DEBUSSY JEUX (Track 2) The one melodic idea that can be described as a main theme in Jeux makes its first appearance as a playful little clarinet tune at the same time as the first stray tennis ball bounces onto the empty stage (1:33). Just about its last manifestation is an expressive fortissimo augmentation of its first four notes in a suddenly slower tempo marking the ecstatic climax (17:35) of the threesome and the consummation of the whole work.
SATIE PARADE PETITE FILLE AMÉRICAINE (Track 6) The most eventful episode in the ballet features the American Girl, a Mary Pickford figure whose adventures include, after a little work on the typewriter, a shoot-out with a robber. In the central ‘Rag-time de paquebot’ (Steamship Rag), based on Irving Berlin’s ‘That Mysterious Rag’ (1:53), she dreams that she is on board the Titanic, which duly sounds its siren and sinks in a wave of scales on woodwind and strings.
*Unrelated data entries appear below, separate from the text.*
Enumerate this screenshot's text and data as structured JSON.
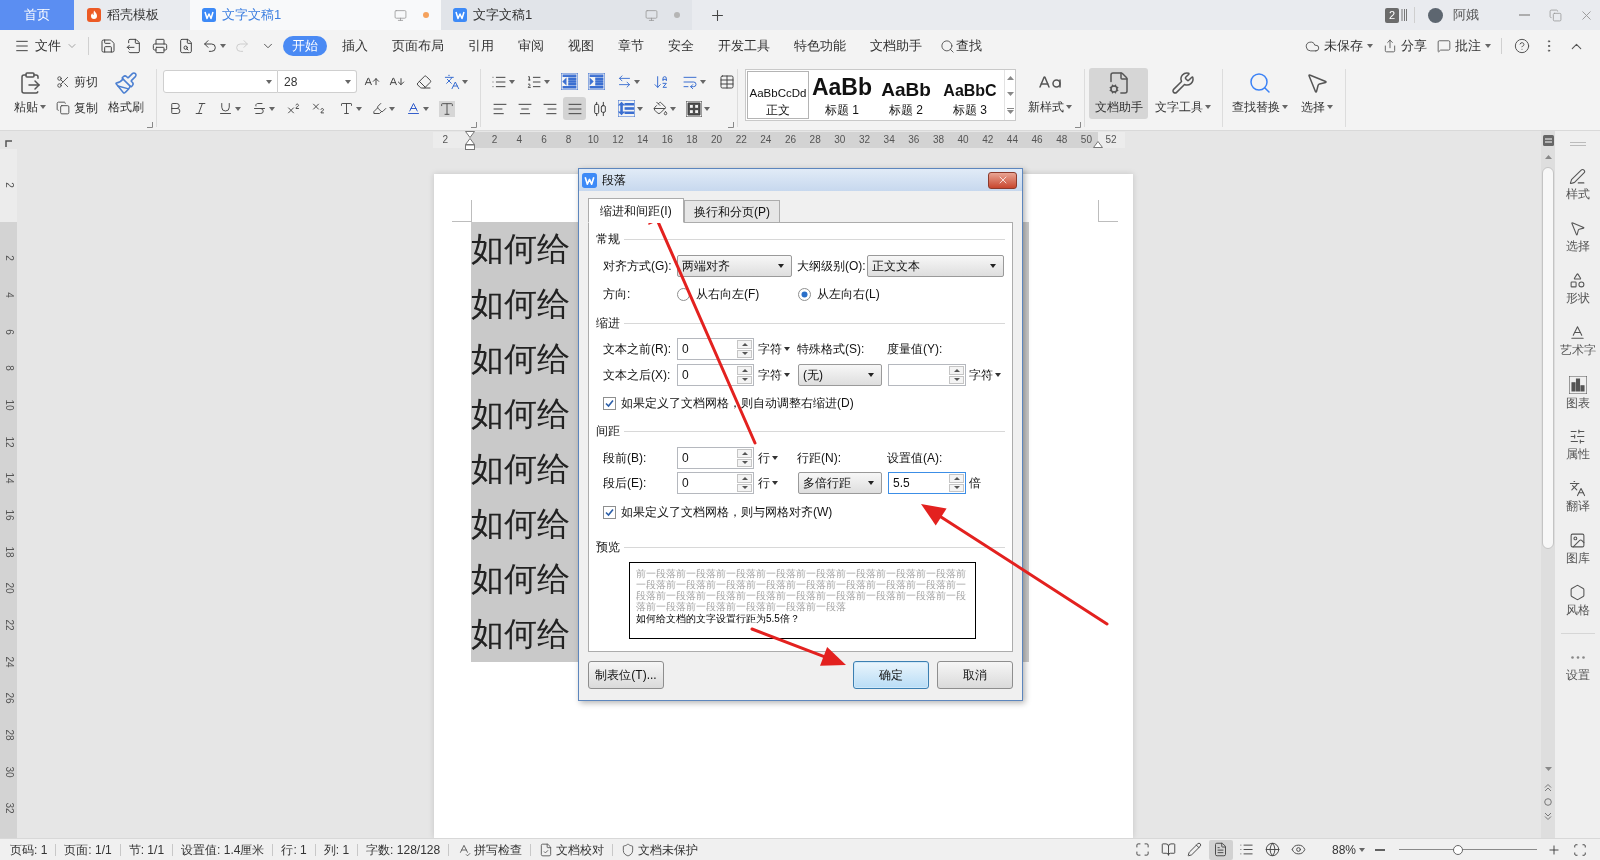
{
  "tab_bar": {
    "tabs": [
      {
        "label": "首页",
        "kind": "home",
        "selected": false
      },
      {
        "label": "稻壳模板",
        "kind": "template",
        "selected": false
      },
      {
        "label": "文字文稿1",
        "kind": "document",
        "selected": true
      },
      {
        "label": "文字文稿1",
        "kind": "document",
        "selected": false
      }
    ],
    "badge": "2",
    "user_name": "阿娥"
  },
  "menu_bar": {
    "file_menu": "文件",
    "quick_access": [
      {
        "kind": "save",
        "disabled": false
      },
      {
        "kind": "export",
        "disabled": false
      },
      {
        "kind": "print",
        "disabled": false
      },
      {
        "kind": "preview",
        "disabled": false
      },
      {
        "kind": "undo",
        "disabled": false
      },
      {
        "kind": "redo",
        "disabled": true
      },
      {
        "kind": "customize",
        "disabled": false
      }
    ],
    "tabs": [
      {
        "label": "开始",
        "selected": true
      },
      {
        "label": "插入",
        "selected": false
      },
      {
        "label": "页面布局",
        "selected": false
      },
      {
        "label": "引用",
        "selected": false
      },
      {
        "label": "审阅",
        "selected": false
      },
      {
        "label": "视图",
        "selected": false
      },
      {
        "label": "章节",
        "selected": false
      },
      {
        "label": "安全",
        "selected": false
      },
      {
        "label": "开发工具",
        "selected": false
      },
      {
        "label": "特色功能",
        "selected": false
      },
      {
        "label": "文档助手",
        "selected": false
      }
    ],
    "search": "查找",
    "actions": [
      {
        "label": "未保存",
        "kind": "cloud"
      },
      {
        "label": "分享",
        "kind": "share"
      },
      {
        "label": "批注",
        "kind": "comment"
      }
    ]
  },
  "toolbar": {
    "clipboard": {
      "paste": "粘贴",
      "cut": "剪切",
      "copy": "复制",
      "format_painter": "格式刷"
    },
    "font_size": "28",
    "alignment": [
      {
        "kind": "left",
        "selected": false
      },
      {
        "kind": "center",
        "selected": false
      },
      {
        "kind": "right",
        "selected": false
      },
      {
        "kind": "justify",
        "selected": true
      },
      {
        "kind": "distributed",
        "selected": false
      }
    ],
    "styles": [
      {
        "sample": "AaBbCcDd",
        "label": "正文",
        "kind": "body",
        "selected": true
      },
      {
        "sample": "AaBb",
        "label": "标题 1",
        "kind": "heading1",
        "selected": false
      },
      {
        "sample": "AaBb",
        "label": "标题 2",
        "kind": "heading2",
        "selected": false
      },
      {
        "sample": "AaBbC",
        "label": "标题 3",
        "kind": "heading3",
        "selected": false
      }
    ],
    "new_style": "新样式",
    "tools": [
      {
        "label": "文档助手",
        "kind": "assistant",
        "selected": true
      },
      {
        "label": "文字工具",
        "kind": "text_tools",
        "selected": false
      }
    ],
    "find": [
      {
        "label": "查找替换",
        "kind": "find"
      },
      {
        "label": "选择",
        "kind": "select"
      }
    ]
  },
  "horizontal_ruler": {
    "left_label": "2",
    "labels": [
      "2",
      "4",
      "6",
      "8",
      "10",
      "12",
      "14",
      "16",
      "18",
      "20",
      "22",
      "24",
      "26",
      "28",
      "30",
      "32",
      "34",
      "36",
      "38",
      "40",
      "42",
      "44",
      "46",
      "48",
      "50",
      "52"
    ]
  },
  "vertical_ruler": {
    "top_label": "2",
    "labels": [
      "2",
      "4",
      "6",
      "8",
      "10",
      "12",
      "14",
      "16",
      "18",
      "20",
      "22",
      "24",
      "26",
      "28",
      "30",
      "32"
    ]
  },
  "document": {
    "lines": [
      "如何给",
      "如何给",
      "如何给",
      "如何给",
      "如何给",
      "如何给",
      "如何给",
      "如何给"
    ]
  },
  "dialog": {
    "title": "段落",
    "tabs": [
      {
        "label": "缩进和间距(I)",
        "selected": true
      },
      {
        "label": "换行和分页(P)",
        "selected": false
      }
    ],
    "general": {
      "heading": "常规",
      "alignment": {
        "label": "对齐方式(G):",
        "value": "两端对齐"
      },
      "outline_level": {
        "label": "大纲级别(O):",
        "value": "正文文本"
      },
      "direction": {
        "label": "方向:",
        "options": [
          {
            "label": "从右向左(F)",
            "selected": false
          },
          {
            "label": "从左向右(L)",
            "selected": true
          }
        ]
      }
    },
    "indent": {
      "heading": "缩进",
      "before": {
        "label": "文本之前(R):",
        "value": "0",
        "unit": "字符"
      },
      "after": {
        "label": "文本之后(X):",
        "value": "0",
        "unit": "字符"
      },
      "special": {
        "label": "特殊格式(S):",
        "value": "(无)"
      },
      "measure": {
        "label": "度量值(Y):",
        "unit": "字符"
      },
      "auto_adjust": {
        "label": "如果定义了文档网格，则自动调整右缩进(D)",
        "checked": true
      }
    },
    "spacing": {
      "heading": "间距",
      "before": {
        "label": "段前(B):",
        "value": "0",
        "unit": "行"
      },
      "after": {
        "label": "段后(E):",
        "value": "0",
        "unit": "行"
      },
      "line_spacing": {
        "label": "行距(N):",
        "value": "多倍行距"
      },
      "set_value": {
        "label": "设置值(A):",
        "value": "5.5",
        "suffix": "倍",
        "focused": true
      },
      "snap_to_grid": {
        "label": "如果定义了文档网格，则与网格对齐(W)",
        "checked": true
      }
    },
    "preview": {
      "heading": "预览",
      "preceding_text": "前一段落前一段落前一段落前一段落前一段落前一段落前一段落前一段落前一段落前一段落前一段落前一段落前一段落前一段落前一段落前一段落前一段落前一段落前一段落前一段落前一段落前一段落前一段落前一段落前一段落前一段落前一段落前一段落前一段落前一段落",
      "sample_text": "如何给文档的文字设置行距为5.5倍？"
    },
    "buttons": [
      {
        "label": "制表位(T)...",
        "kind": "secondary"
      },
      {
        "label": "确定",
        "kind": "primary"
      },
      {
        "label": "取消",
        "kind": "secondary"
      }
    ]
  },
  "right_sidebar": {
    "items": [
      {
        "label": "样式",
        "kind": "style"
      },
      {
        "label": "选择",
        "kind": "select"
      },
      {
        "label": "形状",
        "kind": "shape"
      },
      {
        "label": "艺术字",
        "kind": "word_art"
      },
      {
        "label": "图表",
        "kind": "chart"
      },
      {
        "label": "属性",
        "kind": "properties"
      },
      {
        "label": "翻译",
        "kind": "translate"
      },
      {
        "label": "图库",
        "kind": "gallery"
      },
      {
        "label": "风格",
        "kind": "theme"
      },
      {
        "label": "设置",
        "kind": "settings"
      }
    ]
  },
  "status_bar": {
    "fields": [
      "页码: 1",
      "页面: 1/1",
      "节: 1/1",
      "设置值: 1.4厘米",
      "行: 1",
      "列: 1",
      "字数: 128/128"
    ],
    "tools": [
      {
        "label": "拼写检查",
        "kind": "spell_check"
      },
      {
        "label": "文档校对",
        "kind": "proofread"
      },
      {
        "label": "文档未保护",
        "kind": "protection"
      }
    ],
    "view_modes": [
      {
        "kind": "fit",
        "selected": false
      },
      {
        "kind": "reading",
        "selected": false
      },
      {
        "kind": "edit",
        "selected": false
      },
      {
        "kind": "page",
        "selected": true
      },
      {
        "kind": "outline",
        "selected": false
      },
      {
        "kind": "web",
        "selected": false
      },
      {
        "kind": "eye_care",
        "selected": false
      }
    ],
    "zoom": {
      "value": "88%",
      "level": 0.43
    }
  }
}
ROUSSEL BACCHUS ET ARIANE SUITE NO. 2 (Track 10) The preponderance in the Second Suite of the pounding, often syncopated rhythms for which Roussel is so celebrated makes Ariadne’s emotional solo all the more precious. Beginning Andante with sinuous violin (10:41) and woodwind, it slows down for an ardent and ever more expressive Lento, then gathers in both momentum and passion before it breaks off for the dramatic intervention of Bacchus and the closing bacchanal.